Q - I'm thinking how much a tour with the Eagles would've helped out the career of Ace, right?

A - Here's the funny thing, on that first tour I got to meet Timothy B. Schmit, who was in Poco at the time. He was in Poco on the same label, ABC, as us in America. So, I got to know Timothy and I got to see him over the years and we came into L.A. and then he joined the Eagles. I worked with him in the '90s on a project. They recorded that song, "Love Will Keep Us Alive", which I co-wrote. I'm cutting a long story short even though it's still long. Right before "Long Road Out Of Eden", Timothy asked me if I had any songs. I said I didn't, but I would try to write one. I wrote that song, "I Don't Want To Hear Anymore", which is on "Long Road Out Of Eden". Timothy sings it. So, I'm telling everyone I've got a song on the Eagles' album and they're saying, "Yeah, I heard it! 'How Long?'." "No, no, no, no. It's not 'How Long?'." So, on the album "Long Road Out Of Eden", their first release was a song called "How Long". So, Timothy told me they actually recorded that song, which is written by J.D. Souther, back in the '70s and the Ace song came out and they thought, "We can't release that now." (laughs) If their's would've come out and our's hadn't it would've had a bit of a bearing on my career I think.

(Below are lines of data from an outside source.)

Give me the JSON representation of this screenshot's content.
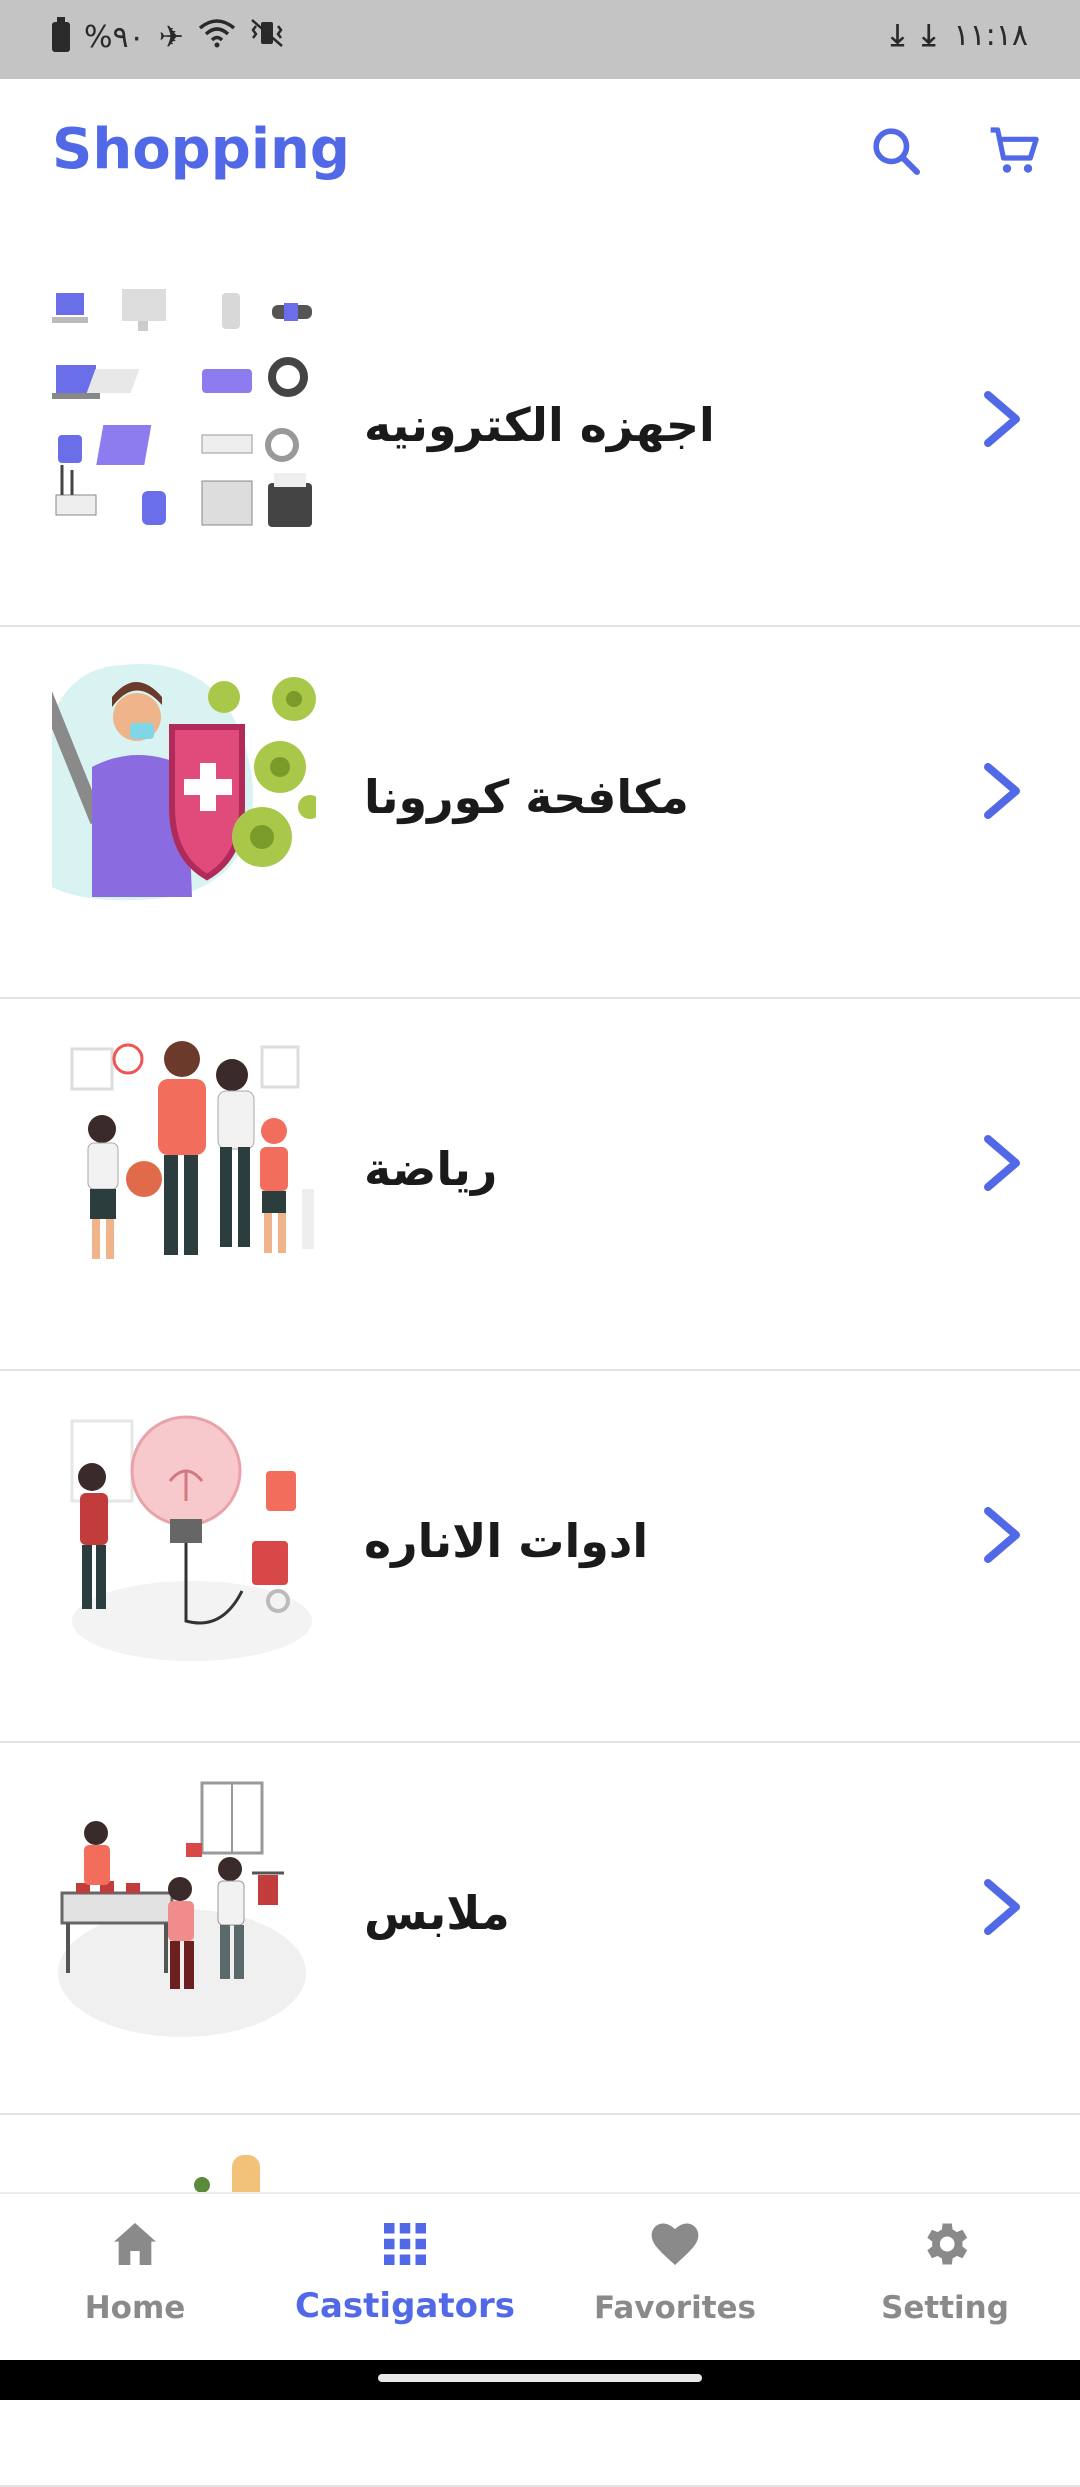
{
  "status_bar": {
    "battery_percent": "%٩٠",
    "time": "١١:١٨",
    "icons": [
      "battery-icon",
      "airplane-icon",
      "wifi-icon",
      "vibrate-icon",
      "download-icon",
      "download-icon"
    ]
  },
  "app_bar": {
    "title": "Shopping",
    "actions": [
      "search-icon",
      "cart-icon"
    ]
  },
  "categories": [
    {
      "label": "اجهزه الكترونيه",
      "image": "electronics-illustration"
    },
    {
      "label": "مكافحة كورونا",
      "image": "corona-fight-illustration"
    },
    {
      "label": "رياضة",
      "image": "sports-family-illustration"
    },
    {
      "label": "ادوات الاناره",
      "image": "lighting-illustration"
    },
    {
      "label": "ملابس",
      "image": "clothes-shop-illustration"
    }
  ],
  "bottom_nav": {
    "items": [
      {
        "label": "Home",
        "icon": "home-icon",
        "active": false
      },
      {
        "label": "Castigators",
        "icon": "grid-icon",
        "active": true
      },
      {
        "label": "Favorites",
        "icon": "heart-icon",
        "active": false
      },
      {
        "label": "Setting",
        "icon": "gear-icon",
        "active": false
      }
    ]
  },
  "colors": {
    "accent": "#5169e6",
    "inactive": "#8a8a8a",
    "status_bar_bg": "#c4c4c4",
    "divider": "#e3e3e3"
  }
}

Q - Sure. The DJs would have thought you covered the Eagles' song.

A - And there's also similarities in there with it. Anyway, I just thought that was funny.

Q - Are you surprised at all with the public continued fascination with the British music on the 1960s? You've played with Eric Clapton, Roger Waters, and Ringo. It never goes away. It's always there.

A - Amazing isn't it? I don't know. It's fascinating. I don't think about music analytically. I just kind of get on with it. I don't think I ever got stuck in any sort of time frame. I've always just kind of moved on and been happy to do different things and all the rest of it.

Q - You were in that special place at the right time.

A - I think we've had the best journey. We've seen it all coming up, from Rock 'n' Roll in the '50s, the '60s, the '70s. It's been fantastic actually. It couldn't have been a better time. But I often think by the same token we got away with murder because when you listen to, as I do now as I'm getting older, some of the old, classic stuff. Your early Sinatra or your great, great Country people and the musicianship and the arrangements and the performances of that old stuff and us guys who just picked up a bloody guitar and learned a few chords and made a living, (laughs) it's incredible! I just think it's fantastic! I thank my lucky stars. I can't complain. I can't even think what I would've done. I would've struggled. I couldn't have had the kind of interesting life I've had, traveling, meeting all kinds of people and eventually making a decent living. It's just incredible.